“USPTO Guidance and Amgen Decision: Implications for Chemical and Biotech Patent Applications”
Unraveling the Impact of the Amgen Decision on the Patent Landscape
When the U.S. Supreme Court handed down its verdict in Amgen, Inc. v. Sanofi (Amgen) in May 2023, the patent world was left reeling. The decision, which invalidated Amgen patents due to a lack of enablement, sent shockwaves through the chemical and biotech sectors. It was widely anticipated that this ruling would make it more challenging for life sciences companies to secure broad patents claiming an entire genus of compounds, such as antibodies, that perform a specified function. However, the recent guidance issued by the U.S. Patent and Trademark Office (USPTO) suggests that the impact of the Amgen decision might not be as severe as initially feared.
The USPTO Guidance: A Beacon of Clarity?
The USPTO’s much-anticipated guidance on the Amgen decision has finally arrived. The guidance instructs USPTO personnel to continue using the In re Wands factors to determine whether the amount of experimentation required to enable the full scope of the claimed invention is reasonable. These factors include the breadth of the claims, the nature of the invention, the state of the prior art, the level of one of ordinary skill, the level of predictability in the art, the amount of direction provided by the inventor, the existence of working examples, and the quantity of experimentation needed to make and use the invention based on the content of the disclosure.
The aim of this guidance is to ensure a consistent analysis and treatment of the enablement requirement of U.S. patent laws by USPTO employees. It applies to re-examination proceedings by the Patent Trial and Appeal Board (PTAB), ex parte appeals, and post-issuance proceedings. Interestingly, the guidance does not seem to signal a significant departure from the existing guidance for analyzing the patentability of chemical and biotech patent applications.
Dissecting the Amgen Decision
While the USPTO guidance does not indicate a major shift in the patent examination process, it’s worth revisiting the Amgen decision itself. The unanimous ruling by the Supreme Court is still likely to influence the examination process, particularly with respect to the enablement issue. Furthermore, courts will likely use the Amgen precedent when dealing with enablement issues during litigation.
In the Amgen case, the Supreme Court ruled that claims drawn to a genus of monoclonal antibodies, though functionally claimed, were invalid for lack of enablement. The Court clarified that the patent’s specification must describe the invention in such terms that one skilled in the art can make and use the claimed invention. Justice Neil Gorsuch, the author of the opinion, emphasized that the more one claims, the more one must enable.

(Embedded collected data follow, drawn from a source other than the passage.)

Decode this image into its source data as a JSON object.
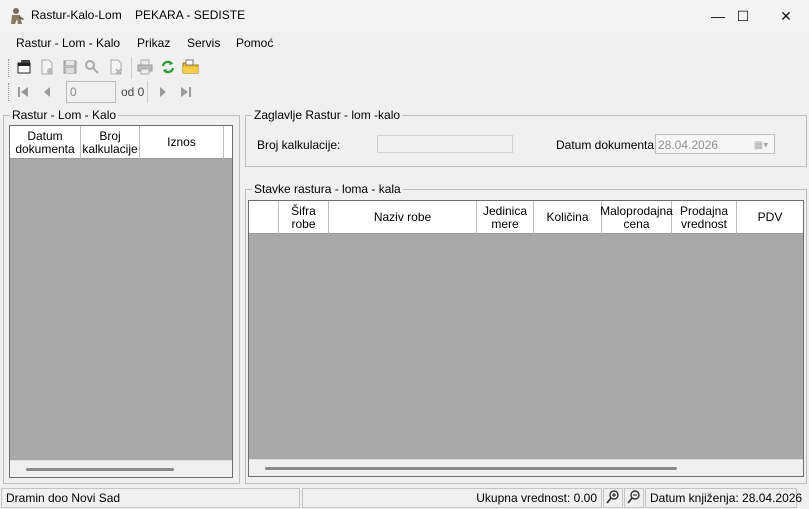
{
  "window": {
    "title": "Rastur-Kalo-Lom    PEKARA - SEDISTE",
    "minimize": "—",
    "maximize": "☐",
    "close": "✕"
  },
  "menu": [
    "Rastur - Lom - Kalo",
    "Prikaz",
    "Servis",
    "Pomoć"
  ],
  "toolbar": {
    "icons": [
      "new-window-icon",
      "new-document-icon",
      "save-icon",
      "search-icon",
      "delete-document-icon",
      "print-icon",
      "refresh-icon",
      "open-folder-icon"
    ]
  },
  "navigator": {
    "position_value": "0",
    "of_label": "od 0"
  },
  "left_panel": {
    "title": "Rastur - Lom - Kalo",
    "columns": [
      "Datum dokumenta",
      "Broj kalkulacije",
      "Iznos"
    ]
  },
  "header_panel": {
    "title": "Zaglavlje Rastur - lom -kalo",
    "broj_label": "Broj kalkulacije:",
    "broj_value": "",
    "datum_label": "Datum dokumenta:",
    "datum_value": "28.04.2026"
  },
  "items_panel": {
    "title": "Stavke rastura - loma - kala",
    "columns": [
      "Šifra robe",
      "Naziv robe",
      "Jedinica mere",
      "Količina",
      "Maloprodajna cena",
      "Prodajna vrednost",
      "PDV"
    ]
  },
  "status": {
    "company": "Dramin doo Novi Sad",
    "total": "Ukupna vrednost: 0.00",
    "posting_date": "Datum knjiženja: 28.04.2026"
  },
  "colors": {
    "grid_background": "#a9a9a9",
    "window_background": "#f0f0f0"
  }
}
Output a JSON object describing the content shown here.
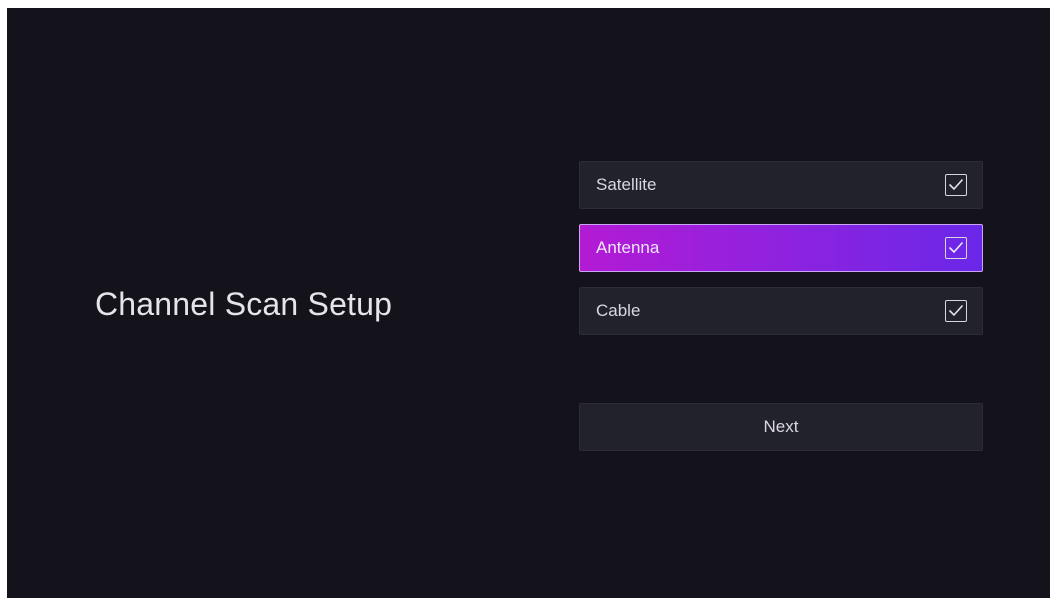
{
  "screen": {
    "title": "Channel Scan Setup"
  },
  "options": [
    {
      "label": "Satellite",
      "checked": true,
      "focused": false,
      "icon": "checkbox-checked-icon"
    },
    {
      "label": "Antenna",
      "checked": true,
      "focused": true,
      "icon": "checkbox-checked-icon"
    },
    {
      "label": "Cable",
      "checked": true,
      "focused": false,
      "icon": "checkbox-checked-icon"
    }
  ],
  "actions": {
    "next_label": "Next"
  },
  "colors": {
    "background": "#14121a",
    "tile": "#22222c",
    "focus_gradient_start": "#b31bd4",
    "focus_gradient_end": "#6a27e8",
    "text": "#d9d8de"
  }
}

The Court found that the specification failed to enable all that it claimed, even allowing for a reasonable degree of experimentation. The Court held that the specification’s description of how to make 26 examples was insufficient to fully enable the full breadth of the claims. The Court concluded that the Amgen patents were invalid for lack of enablement.
Conclusion: Navigating the Post-Amgen Patent Landscape
While the new USPTO guidance does not signal a significant departure from the current approach to examining chemistry and biotech patent applications, the Amgen decision is bound to have some impact on patent examination and litigation with respect to enablement. Innovators working in technologies where enablement is an issue—particularly in the chemical and biotechnology sectors—should collaborate with practitioners well-versed in the nuanced issues of enablement. This will increase their chances of obtaining patents that can withstand validity challenges based on the Amgen precedent.